© Gareth Chambers

BAIZE MOI: An interview with Gareth Chambers

On Thursday 20 April, Absolutely Cultured and Humber Street Gallery are proud to present Thursday Lates: BAIZE MOI.

A response to Winner Breaks First, BAIZE MOI is a dance solo choreographed by Gareth Chambers and performed by Joe Grey Adams that explores the sexual personae of masculine working class archetypes prominent in pop culture.

In anticipation of the event, we interviewed Gareth Chambers to learn a little more about him, his performance, and the villain choreographer alter ego behind it: Popperface. 

Could you tell us a little about yourself, and your work?

Working under the persona of Popperface I can do things I couldn’t do as Gareth, I’m a bit of an introvert in my personal life, I’m very chill and zen. I’m happy at home reading my art history books or going to the gym. Popperface is the opposite to me, he’s a villain choreographer. He loves money, sex and violence. He has worshipped at the altar of masculinity and its distorted him mentally and physically. I think there are a few gay men who can relate to this concept of having a split personality.

As an artist I work in the fields of dance, film direction and most recently Opera.

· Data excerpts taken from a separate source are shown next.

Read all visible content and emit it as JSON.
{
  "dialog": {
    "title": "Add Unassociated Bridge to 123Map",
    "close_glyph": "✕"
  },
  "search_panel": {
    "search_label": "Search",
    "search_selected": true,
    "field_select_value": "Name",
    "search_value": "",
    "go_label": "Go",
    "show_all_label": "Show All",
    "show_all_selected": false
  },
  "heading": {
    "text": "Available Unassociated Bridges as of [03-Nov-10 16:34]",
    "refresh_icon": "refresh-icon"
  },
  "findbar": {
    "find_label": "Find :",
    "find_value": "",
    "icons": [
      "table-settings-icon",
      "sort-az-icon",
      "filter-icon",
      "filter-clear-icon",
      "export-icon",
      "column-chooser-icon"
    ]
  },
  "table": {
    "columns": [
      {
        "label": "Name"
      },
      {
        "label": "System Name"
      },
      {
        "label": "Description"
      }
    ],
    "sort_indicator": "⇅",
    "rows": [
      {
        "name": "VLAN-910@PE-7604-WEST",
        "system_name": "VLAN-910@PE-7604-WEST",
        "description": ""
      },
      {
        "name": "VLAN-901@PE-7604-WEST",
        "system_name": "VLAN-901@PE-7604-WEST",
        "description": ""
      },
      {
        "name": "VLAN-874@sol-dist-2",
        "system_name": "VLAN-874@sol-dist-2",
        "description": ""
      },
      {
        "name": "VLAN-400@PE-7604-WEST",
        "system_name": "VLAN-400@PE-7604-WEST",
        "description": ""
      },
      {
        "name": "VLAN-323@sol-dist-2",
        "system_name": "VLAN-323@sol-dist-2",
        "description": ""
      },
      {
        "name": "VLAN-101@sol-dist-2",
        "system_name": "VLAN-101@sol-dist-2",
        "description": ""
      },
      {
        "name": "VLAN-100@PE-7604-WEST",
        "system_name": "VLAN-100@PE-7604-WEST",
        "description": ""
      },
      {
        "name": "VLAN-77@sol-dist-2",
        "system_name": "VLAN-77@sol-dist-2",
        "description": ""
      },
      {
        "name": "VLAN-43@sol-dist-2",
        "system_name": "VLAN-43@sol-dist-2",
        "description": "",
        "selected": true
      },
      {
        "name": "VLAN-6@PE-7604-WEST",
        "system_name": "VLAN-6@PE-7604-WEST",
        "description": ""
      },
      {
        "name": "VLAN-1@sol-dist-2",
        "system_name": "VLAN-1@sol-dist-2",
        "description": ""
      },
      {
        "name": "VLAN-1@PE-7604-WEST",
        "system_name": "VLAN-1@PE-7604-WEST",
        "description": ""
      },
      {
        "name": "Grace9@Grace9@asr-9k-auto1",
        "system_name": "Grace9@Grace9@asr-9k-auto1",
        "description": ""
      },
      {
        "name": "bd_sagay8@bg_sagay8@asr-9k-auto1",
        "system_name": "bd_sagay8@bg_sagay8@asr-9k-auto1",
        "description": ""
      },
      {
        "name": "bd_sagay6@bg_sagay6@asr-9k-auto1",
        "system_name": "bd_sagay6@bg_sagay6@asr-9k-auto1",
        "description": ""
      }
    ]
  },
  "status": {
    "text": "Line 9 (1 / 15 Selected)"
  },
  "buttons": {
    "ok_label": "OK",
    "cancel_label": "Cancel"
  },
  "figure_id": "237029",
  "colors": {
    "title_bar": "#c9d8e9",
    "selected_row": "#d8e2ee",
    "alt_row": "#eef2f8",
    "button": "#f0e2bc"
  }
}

I’m currently a Horizon artist for 2023.

The name of your performance is BAIZE MOI. Given that Luke Beech’s exhibition centres around the snooker hall and masculine identity, could you talk a little bit about how you came up with the name and the meaning behind it?

BAIZE MOI is an in-joke … If you play snooker you would know that the word Baize is for the green material that covers the table. It’s also a French slang for kissing/snogging. There’s something kinda hot about snogging in a snooker hall, it reminds me of a Bruce Labruce film from the 1960s.

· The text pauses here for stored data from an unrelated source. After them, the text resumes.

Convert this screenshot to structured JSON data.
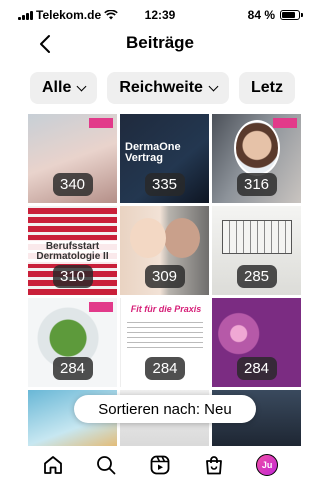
{
  "status_bar": {
    "carrier": "Telekom.de",
    "time": "12:39",
    "battery": "84 %",
    "battery_level": 0.84
  },
  "header": {
    "title": "Beiträge"
  },
  "filters": [
    {
      "label": "Alle",
      "has_chevron": true
    },
    {
      "label": "Reichweite",
      "has_chevron": true
    },
    {
      "label": "Letz",
      "has_chevron": false
    }
  ],
  "tiles": [
    {
      "count": "340",
      "text": ""
    },
    {
      "count": "335",
      "text": "DermaOne Vertrag"
    },
    {
      "count": "316",
      "text": ""
    },
    {
      "count": "310",
      "text": "Berufsstart Dermatologie II"
    },
    {
      "count": "309",
      "text": ""
    },
    {
      "count": "285",
      "text": ""
    },
    {
      "count": "284",
      "text": ""
    },
    {
      "count": "284",
      "text": "Fit für die Praxis"
    },
    {
      "count": "284",
      "text": ""
    },
    {
      "count": "",
      "text": ""
    },
    {
      "count": "",
      "text": ""
    },
    {
      "count": "",
      "text": ""
    }
  ],
  "sort": {
    "label": "Sortieren nach: Neu"
  },
  "tab_bar": {
    "items": [
      "home-icon",
      "search-icon",
      "reels-icon",
      "shop-icon",
      "profile-avatar"
    ],
    "avatar_initials": "Ju"
  }
}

What can audiences expect when they see BAIZE MOI on Thursday 20 April?

My work transforms within the voyeuristic transaction between the audience and performer it becomes amplified and physical. As if the ideas in my head have at last been expelled into space. I create my choreography from tapping into the images that manifest and haunt me. There are quite a few psychics in my family and we can trace the line to Serbian gypsies, it wasn’t surprising to learn that Hull is one of the most haunted cities in the UK, so I want the audience to feel like they are being haunted.

How does this piece sit alongside the rest of your body of work? Are you exploring something new, or would you say it’s a development of what you find yourself exploring naturally?

Baize Moi is a bit of an easter egg, it offers a bit of a backstory to one of the personas that features heavily in my current touring show The Revenge of Popperface. Revenge is the first part in a three-part Popperface cycle. My work in opera has made me a huge fan of Wagner and his mythological operatic sagas. My cycle follows the birth, life and death of Popperface. I’m currently in development with the second instalment Cult which is being funded by Horizon and Arts Council England, Baize Moi is an entry drug into the cult world that I’m creating.